The Strongest Case Against

AI sizing tools depend on data that is not uniformly available. Utility data access varies wildly by state and utility. Green Button data standards exist but adoption is spotty. Satellite imagery captures roofs, not walls. A house with a recent deep energy retrofit, new windows, or spray-foamed attic will look identical to its pre-retrofit self from a satellite. Without manual updates, the model will undersize the system because the inputs reflect the old building, not the new one. This is exactly the kind of manual input that the platforms are designed to eliminate.
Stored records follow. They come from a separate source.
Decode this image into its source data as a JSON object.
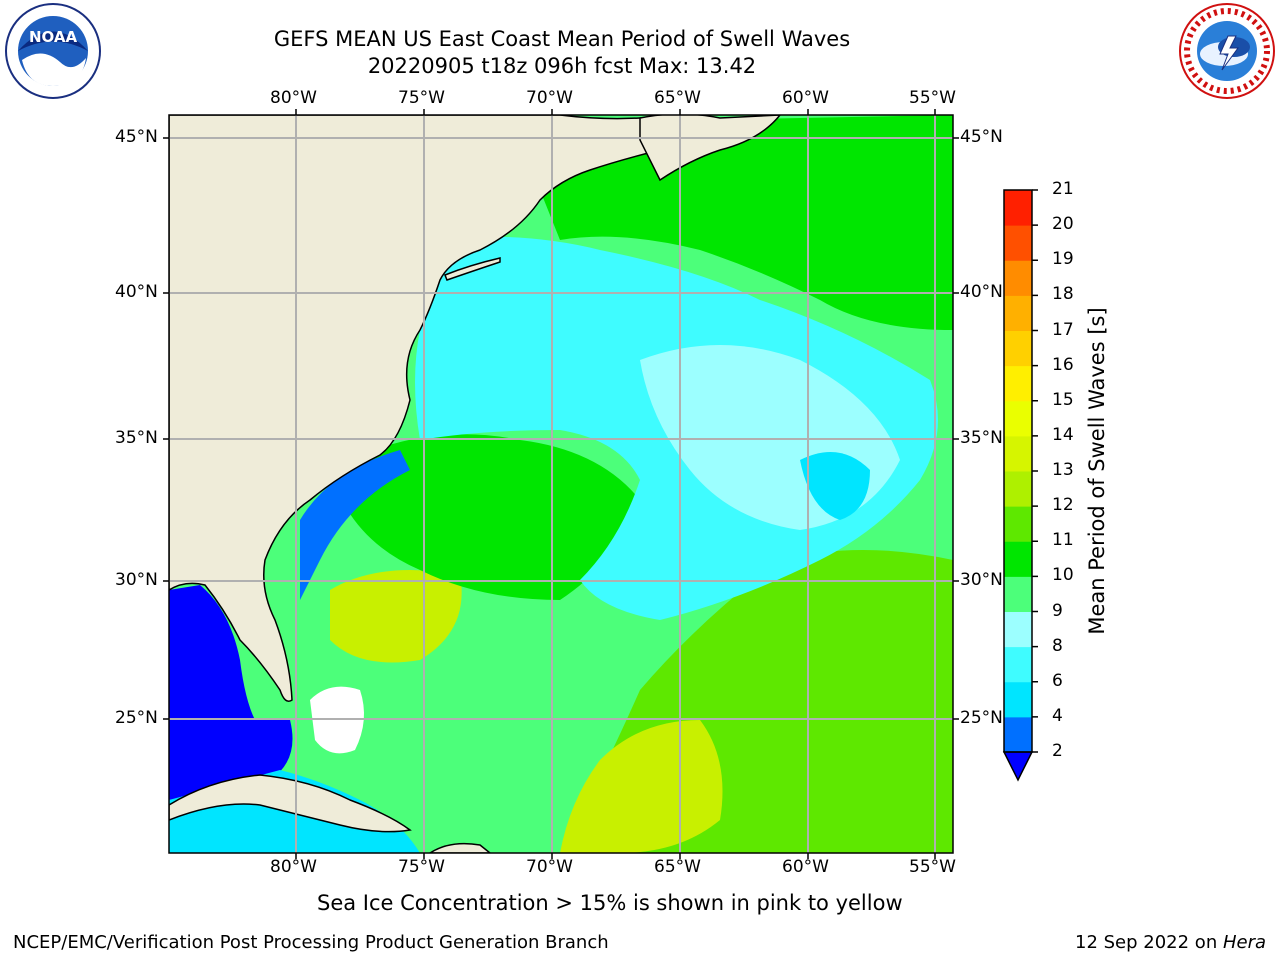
{
  "header": {
    "title": "GEFS MEAN US East Coast Mean Period of Swell Waves",
    "subtitle": "20220905 t18z 096h fcst   Max: 13.42"
  },
  "logos": {
    "left": {
      "icon": "noaa-logo-icon",
      "text": "NOAA"
    },
    "right": {
      "icon": "nws-logo-icon"
    }
  },
  "map": {
    "lon_labels": [
      "80°W",
      "75°W",
      "70°W",
      "65°W",
      "60°W",
      "55°W"
    ],
    "lat_labels": [
      "45°N",
      "40°N",
      "35°N",
      "30°N",
      "25°N"
    ],
    "colors": {
      "land": "#efecd9",
      "grid": "#b0b0b0",
      "coast": "#000000"
    }
  },
  "colorbar": {
    "label": "Mean Period of Swell Waves [s]",
    "ticks": [
      "2",
      "4",
      "6",
      "8",
      "9",
      "10",
      "11",
      "12",
      "13",
      "14",
      "15",
      "16",
      "17",
      "18",
      "19",
      "20",
      "21"
    ],
    "colors": [
      "#0070ff",
      "#00e5ff",
      "#3ffcff",
      "#9cffff",
      "#4cff7a",
      "#00e600",
      "#5ee800",
      "#aef000",
      "#d6f500",
      "#eaff00",
      "#ffef00",
      "#ffd000",
      "#ffb000",
      "#ff8c00",
      "#ff5000",
      "#ff2000"
    ],
    "under_color": "#0000ff"
  },
  "footer": {
    "note": "Sea Ice Concentration > 15% is shown in pink to yellow",
    "left": "NCEP/EMC/Verification Post Processing Product Generation Branch",
    "right_date": "12 Sep 2022 on ",
    "right_machine": "Hera"
  }
}
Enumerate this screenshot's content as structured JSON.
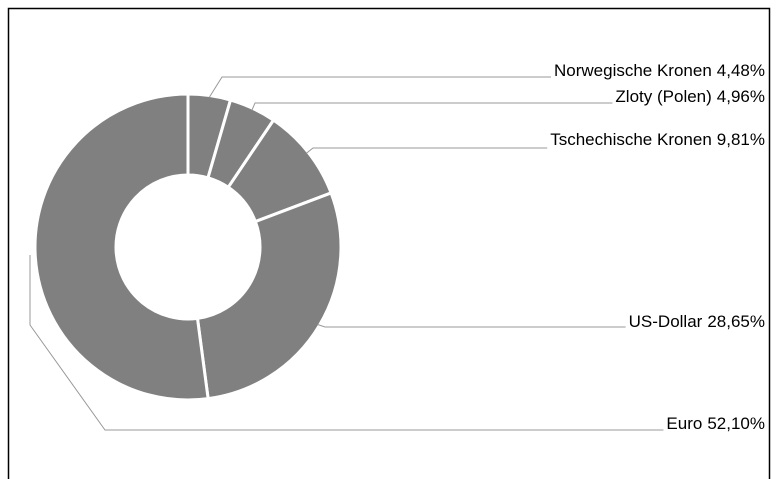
{
  "chart_data": {
    "type": "pie",
    "donut": true,
    "categories": [
      "Norwegische Kronen",
      "Zloty (Polen)",
      "Tschechische Kronen",
      "US-Dollar",
      "Euro"
    ],
    "values": [
      4.48,
      4.96,
      9.81,
      28.65,
      52.1
    ],
    "value_labels": [
      "4,48%",
      "4,96%",
      "9,81%",
      "28,65%",
      "52,10%"
    ],
    "color": "#808080"
  }
}
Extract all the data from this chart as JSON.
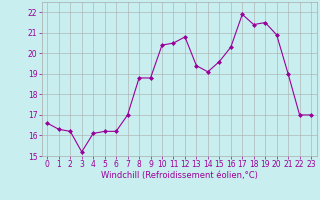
{
  "x": [
    0,
    1,
    2,
    3,
    4,
    5,
    6,
    7,
    8,
    9,
    10,
    11,
    12,
    13,
    14,
    15,
    16,
    17,
    18,
    19,
    20,
    21,
    22,
    23
  ],
  "y": [
    16.6,
    16.3,
    16.2,
    15.2,
    16.1,
    16.2,
    16.2,
    17.0,
    18.8,
    18.8,
    20.4,
    20.5,
    20.8,
    19.4,
    19.1,
    19.6,
    20.3,
    21.9,
    21.4,
    21.5,
    20.9,
    19.0,
    17.0,
    17.0
  ],
  "line_color": "#990099",
  "marker": "D",
  "marker_size": 2.0,
  "bg_color": "#c8eef0",
  "grid_color": "#aaaaaa",
  "xlabel": "Windchill (Refroidissement éolien,°C)",
  "xlabel_color": "#990099",
  "tick_color": "#990099",
  "ylim": [
    15,
    22.5
  ],
  "xlim": [
    -0.5,
    23.5
  ],
  "yticks": [
    15,
    16,
    17,
    18,
    19,
    20,
    21,
    22
  ],
  "xticks": [
    0,
    1,
    2,
    3,
    4,
    5,
    6,
    7,
    8,
    9,
    10,
    11,
    12,
    13,
    14,
    15,
    16,
    17,
    18,
    19,
    20,
    21,
    22,
    23
  ],
  "tick_fontsize": 5.5,
  "xlabel_fontsize": 6.0
}
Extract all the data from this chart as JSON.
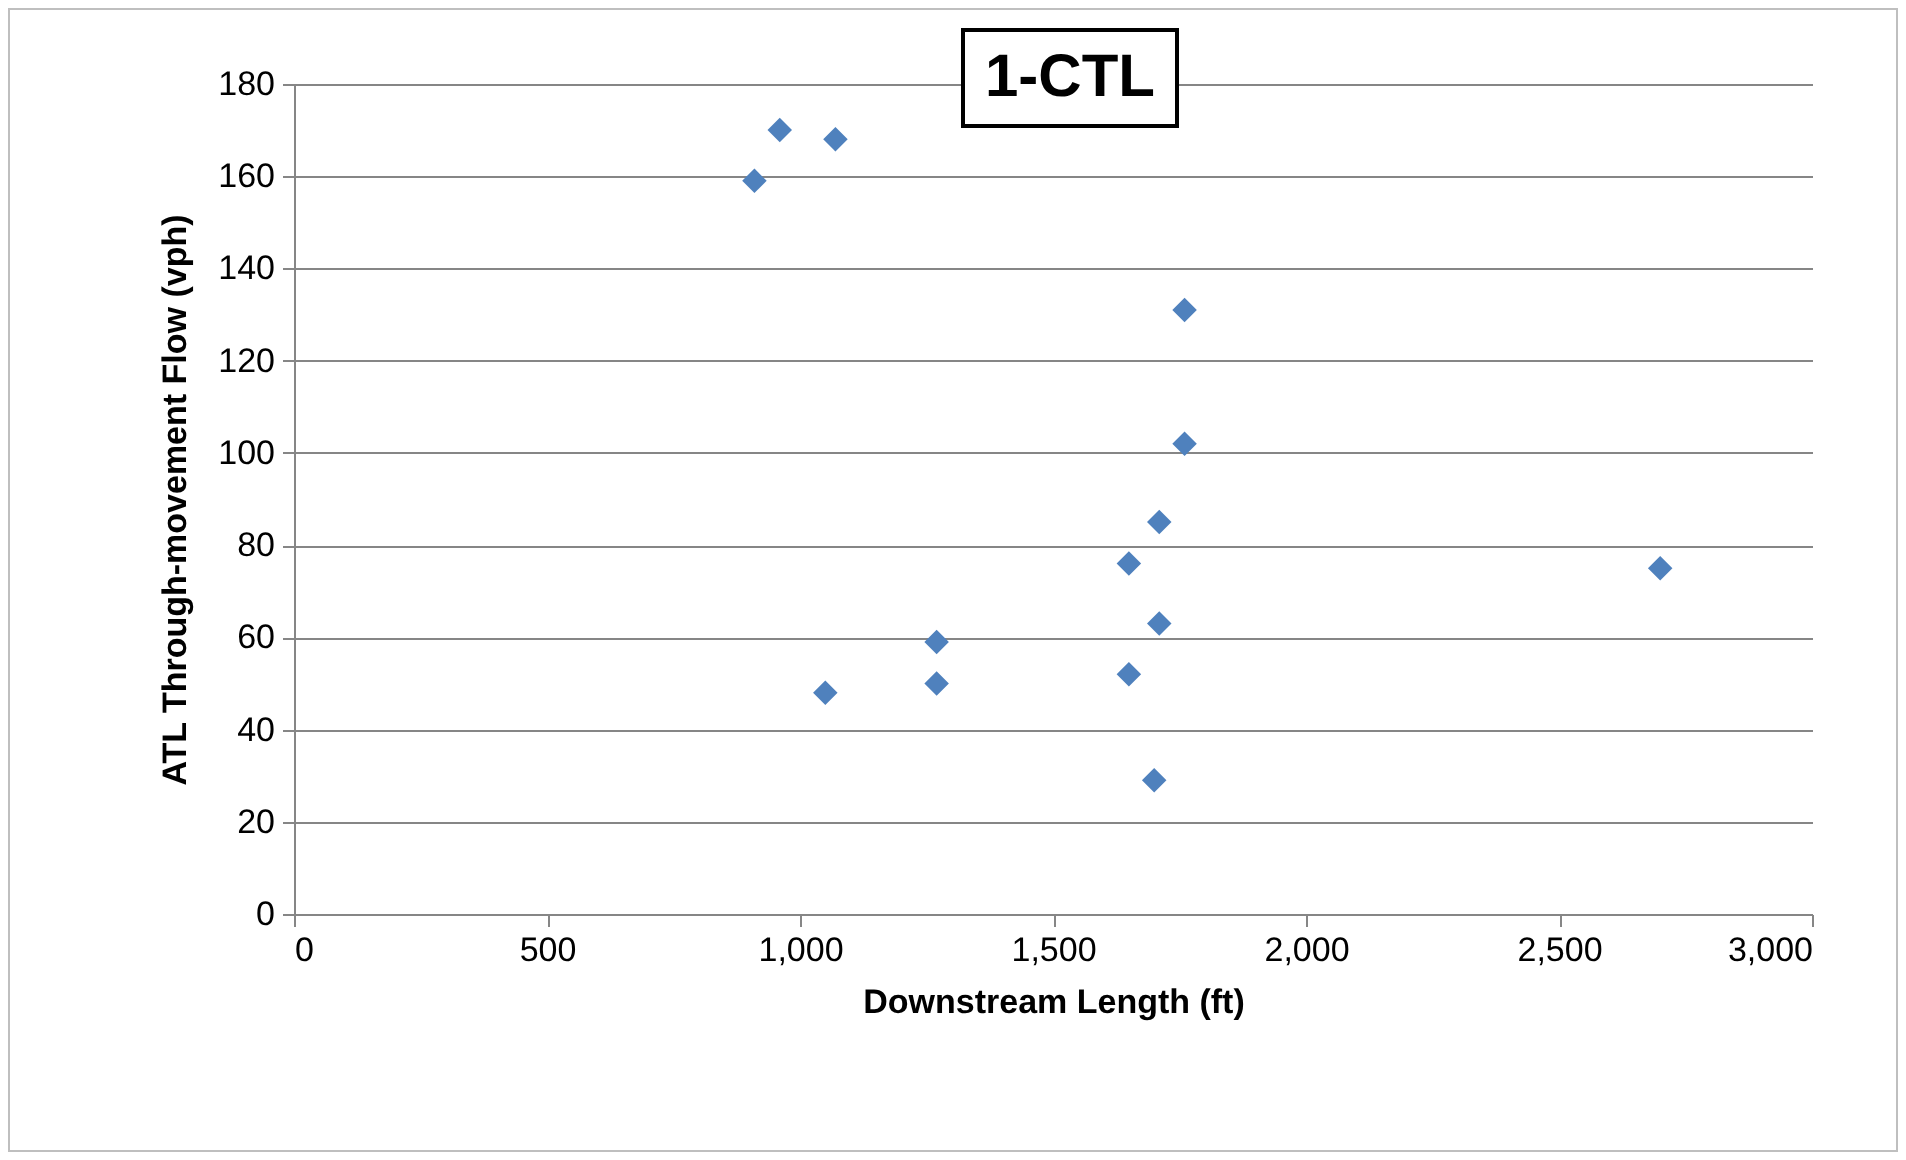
{
  "chart_data": {
    "type": "scatter",
    "title": "1-CTL",
    "xlabel": "Downstream Length (ft)",
    "ylabel": "ATL Through-movement Flow (vph)",
    "x": [
      910,
      960,
      1070,
      1760,
      1760,
      1710,
      1650,
      2700,
      1710,
      1270,
      1270,
      1050,
      1650,
      1700
    ],
    "series": [
      {
        "color": "#4f81bd",
        "values": [
          159,
          170,
          168,
          131,
          102,
          85,
          76,
          75,
          63,
          59,
          50,
          48,
          52,
          29
        ]
      }
    ],
    "xlim": [
      0,
      3000
    ],
    "xticks": [
      0,
      {
        "value": 500,
        "label": "500"
      },
      {
        "value": 1000,
        "label": "1,000"
      },
      {
        "value": 1500,
        "label": "1,500"
      },
      {
        "value": 2000,
        "label": "2,000"
      },
      {
        "value": 2500,
        "label": "2,500"
      },
      {
        "value": 3000,
        "label": "3,000"
      }
    ],
    "ylim": [
      0,
      180
    ],
    "yticks": [
      0,
      20,
      40,
      60,
      80,
      100,
      120,
      140,
      160,
      180
    ],
    "grid": "y",
    "marker": "diamond"
  }
}
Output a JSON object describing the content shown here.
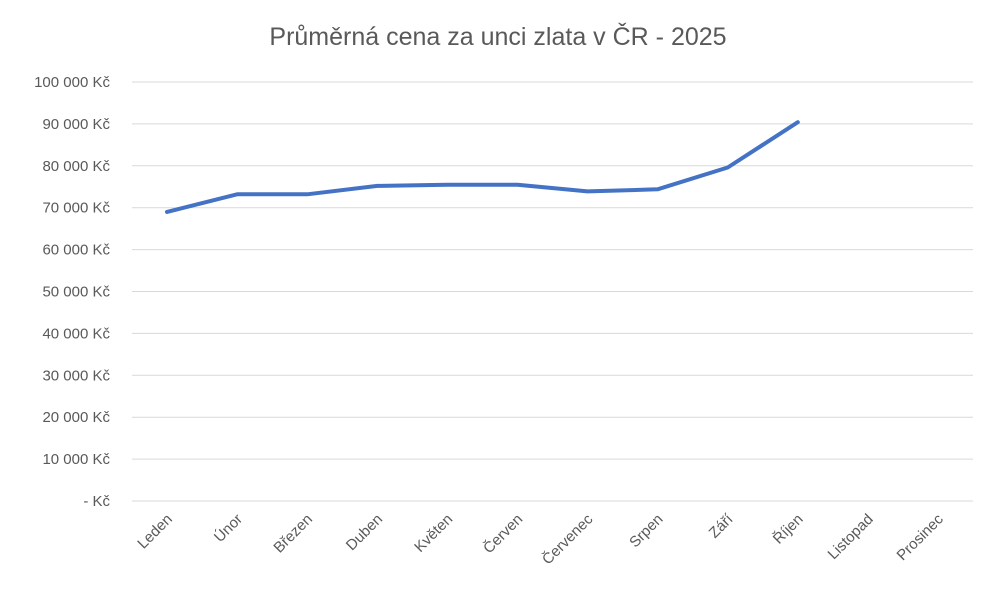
{
  "chart_data": {
    "type": "line",
    "title": "Průměrná cena za unci zlata v ČR - 2025",
    "xlabel": "",
    "ylabel": "",
    "categories": [
      "Leden",
      "Únor",
      "Březen",
      "Duben",
      "Květen",
      "Červen",
      "Červenec",
      "Srpen",
      "Září",
      "Říjen",
      "Listopad",
      "Prosinec"
    ],
    "series": [
      {
        "values": [
          69000,
          73200,
          73200,
          75200,
          75500,
          75500,
          73900,
          74400,
          79600,
          90400,
          null,
          null
        ],
        "color": "#4472c4"
      }
    ],
    "ylim": [
      0,
      100000
    ],
    "yticks": [
      0,
      10000,
      20000,
      30000,
      40000,
      50000,
      60000,
      70000,
      80000,
      90000,
      100000
    ],
    "ytick_labels": [
      "-  Kč",
      "10 000 Kč",
      "20 000 Kč",
      "30 000 Kč",
      "40 000 Kč",
      "50 000 Kč",
      "60 000 Kč",
      "70 000 Kč",
      "80 000 Kč",
      "90 000 Kč",
      "100 000 Kč"
    ],
    "grid": true,
    "legend": "none"
  }
}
Manual J itself is imperfect, as LBNL’s FLEXLAB testing showed 10% RMSE in peak load predictions from the most sophisticated simulation engines. Field-performed Manual J calculations are worse because they depend on operator estimates of infiltration rates and insulation conditions that are frequently wrong. A Manual J that overestimates infiltration by 50% will suggest a system one full ton larger than necessary on a typical house. Any calculation is only as good as its inputs, and the inputs for an existing home are often guesses dressed up as measurements.

There is also a structural incentive problem: contractors make more money installing larger systems. A five-ton heat pump has higher equipment cost, higher installation labor, and a larger markup than a two-ton. Until the payment model shifts, or until building departments actually enforce the Manual J requirement that has been in the International Residential Code since 2009, contractors will continue to oversize because oversizing pays better and nobody complains when their house is too cold. They complain when it is not cold enough. Undersizing is a callback, but oversizing is a quiet theft of efficiency that the homeowner never detects.

What I Did Not Prove

No longitudinal study has tracked AI-sized heat pump installations against rule-of-thumb installations in the same housing stock and measured the difference in energy consumption, equipment lifespan, and occupant comfort over a full equipment lifecycle. That 2.4x oversizing figure comes from comparing Energy Vanguard’s Manual J averages against the midpoint of the contractor rule-of-thumb range, not from a controlled experiment. Cost savings in the table above use representative industry figures, not data from a specific project. Arch’s $4 million in processed sales is self-reported. LBNL’s FLEXLAB results apply to commercial buildings with overhead mixing ventilation and have not been validated against residential construction specifically. RMI’s 93% emissions reduction assumes a grid mix that varies by state and will change as more renewables come online.

Oversizing is real, and its scale is supported by the data available. Whether AI platforms can solve it at scale depends on data access, contractor adoption, and code enforcement mechanisms that do not yet exist in most jurisdictions.